Laras terdiam. Ini lebih pantas disebut sebagai penggalan adegan sinetron ketimbang realita. Sandra adalah wanita yang penuh tipu muslihat. Sampai sekarang Laras masih meragukan insiden kecelakaan yang menimpanya.

"Kenyataannya kamu jauh lebih baik tinggal di sini, bukan? Ada seseorang yang merawat kamu dan kamu juga tinggal di rumah yang bagus." Sandra mengoceh sementara pandangan matanya beredar ke sekeliling ruangan. Di luar tadi ia juga sudah melihat lahan pekarangan rumah yang ditempati Laras. Nyatanya tanah yang dimiliki Laras jauh lebih luas dari yang diperkirakan oleh Sandra.

"Sebenarnya apa yang kamu inginkan dariku?" Laras mulai tak tahan dengan keberadaan Sandra di dalam kamarnya. Wanita itu membuat emosi Laras naik turun.

"Apa kamu bisa membantuku?" Sandra kembali mengarahkan pusat perhatiannya pada gadis yang duduk di atas kursi roda itu.

Laras bergeming. Ia menunggu Sandra melanjutkan kalimatnya.

"Kamu tahu, usaha yang dibangun ayahmu terancam bangkrut. Aku tidak tahu jika ayahmu punya utang yang cukup banyak. Dua milyar, Laras. Dan aku tidak tahu bagaimana cara untuk membayarnya. Kamu juga tahu sendiri biaya pengobatanmu pasca kecelakaan itu juga tidak sedikit. Lalu dari mana aku bisa mendapatkan uang sebanyak itu untuk melunasi utang ayahmu, hah?"

Sandra berakting, batin Laras. Wanita itu menginginkan aset yang dimiliki Laras dengan dalih utang piutang peninggalan ayahnya.

"Aku tidak punya uang sebanyak itu ... "

"Kamu bisa menjual rumah ini, Laras. Nanti kamu bisa tinggal bersama kami lagi. Bukannya kamu juga punya penggilingan padi dan sawah?"

Laras tercekat. Sandra telah menyelidikinya diam-diam. Pak Brata, ayah Laras tidak pernah memberitahu Sandra tentang aset yang dimilikinya kecuali rumah yang ditinggali Laras sekarang. Dan kini Sandra mengincar harta yang telah menjadi milik Laras.

"Semua itu sudah dijual untuk membiayai pengobatanku," ujar Laras sengaja mengumbar dusta. Laras terpaksa melakukan hal itu untuk melindungi apa yang menjadi haknya. Lagipula Laras butuh sesuatu untuk masa depannya kelak mengingat ia tidak akan bisa bekerja untuk waktu yang tidak bisa ditentukan.

"Benarkah? Apa kamu yakin?" Wanita itu mendelik curiga.
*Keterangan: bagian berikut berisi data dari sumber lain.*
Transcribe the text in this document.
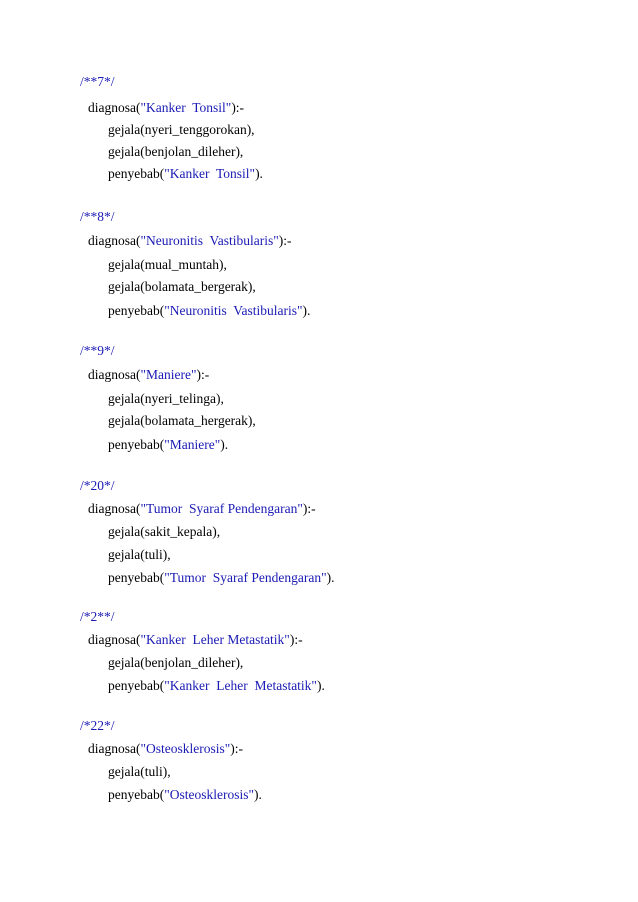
/**7*/
diagnosa("Kanker  Tonsil"):-
gejala(nyeri_tenggorokan),
gejala(benjolan_dileher),
penyebab("Kanker  Tonsil").
/**8*/
diagnosa("Neuronitis  Vastibularis"):-
gejala(mual_muntah),
gejala(bolamata_bergerak),
penyebab("Neuronitis  Vastibularis").
/**9*/
diagnosa("Maniere"):-
gejala(nyeri_telinga),
gejala(bolamata_hergerak),
penyebab("Maniere").
/*20*/
diagnosa("Tumor  Syaraf Pendengaran"):-
gejala(sakit_kepala),
gejala(tuli),
penyebab("Tumor  Syaraf Pendengaran").
/*2**/
diagnosa("Kanker  Leher Metastatik"):-
gejala(benjolan_dileher),
penyebab("Kanker  Leher  Metastatik").
/*22*/
diagnosa("Osteosklerosis"):-
gejala(tuli),
penyebab("Osteosklerosis").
Informasi yang ia dapatkan berbeda dari yang apa yang dikatakan Laras.

"Tentu. Sekarang pergilah. Kamu tidak akan mendapatkan apa-apa dariku," usir Laras.

Sandra membuang napas kuat-kuat. Upayanya untuk mengelabui Laras bisa dikatakan gagal total. Gadis itu bahkan berani mengusirnya.

"Laras!"

Sontak teriakan itu membuat Laras dan Sandra memalingkan wajah ke arah pintu kamar yang telah dibuka lebar dari luar. Pandu datang.